One of the most interesting examples of intellectual parochialism is the absence of the experience of India from the debates about the shape and political direction of the European Union. Geographically, India and Europe are subcontinental extensions of a single continent. They are roughly the same size, though India is both more populated and more diverse. The reason Europe dignifies itself as a separate continent has nothing to do with geography and everything to do with its erstwhile imperial dominance.
India’s achievements and failures as a subcontinental democracy ought to interest the EU’s architects and ideologues as well as its critics.
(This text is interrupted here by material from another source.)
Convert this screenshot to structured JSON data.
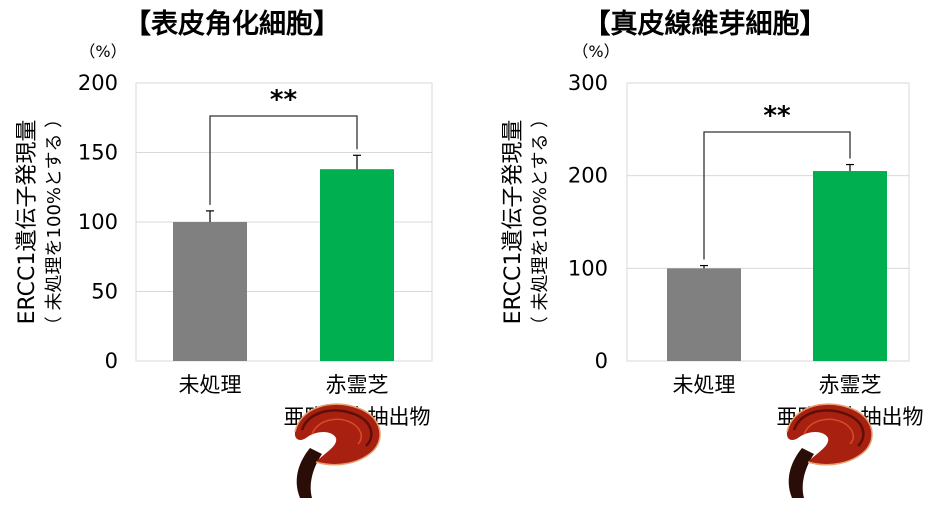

The controversy about the EU’s treatment of its poorer constituent elements like Greece, the often-resented dominance of Germany and France, the legitimacy and necessity of redistributing resources between the poorer and richer regions of a single monetary union would be richer if the experience of India, a country that incorporates radically unequal regions, was factored in. This is not to argue that India is an exemplary nation; merely to say that its experience and practice of managing difference — economic, cultural, religious, linguistic — in a pluralist way represents a living political experiment that every democrat and political thinker should refer to: as case study, inspiration or cautionary tale.
I was reminded of the significance of India’s secular and pluralist Constitution by a recent essay by a brilliant Naga academic, G. Kanato Chophy. At a time when the BJP’s explicitly majoritarian government is busy driving a coach-and-four through the rights guaranteed by the Constitution with the seeming deference of the country’s courts, it’s worth attending to a scholar who sees the republic from a vantage point very different from the heartland hubris of Narendra Modi and his disciples: “I belong to an emerging class of educated Nagas who consider themselves “constitutional Indians”; many of the young in my community, and perhaps the north-east more broadly, are culturally conservative, proud of their region’s distinctive history, tradition, language, and ethnic identity, but at the same time seeing and desiring common ground with fellow citizens in other regions of the country that have their own — sometimes almost incomprehensibly different — language, history, and culture. For a Naga, this common ground is the idea of a modern and secular India — as the truly Ambedkar-inspired Constitution defines it — not the largely elite and Brahmanical notion of a timeless Indian civilisation and tradition dating back thousands of years.”
The reason why the Indian Constitution strikes a Naga scholar from India’s borderlands as the one platform on which he can feel a sense of citizenship with other Indians is that this Constitution was shaped and framed by another scholar who wrote from the margins of Indian society, whose community had been at the receiving end of this “timeless civilisation” that now seeks to remake India in its own image, and who was, therefore, acutely aware of the need to establish citizenship on the ground of rights, not ‘culture’ or ‘civilisation’. Ambedkar’s Constitution is a living reminder that a political culture, unselfconscious about difference, that tries to co-opt people into majoritarian practice risks alienating them. This is as true of laïcité as it is of Hindutva.
“The umbilical cord connecting Nagas with mainland India... is not the cord of a shared ancient history, religion, or culture. The link is tenuous, and has to do with the ideas of equality, justice, and liberty enshrined in the Indian Constitution.” What’s true for Nagas is true in principle, or ought to be, for all Indians.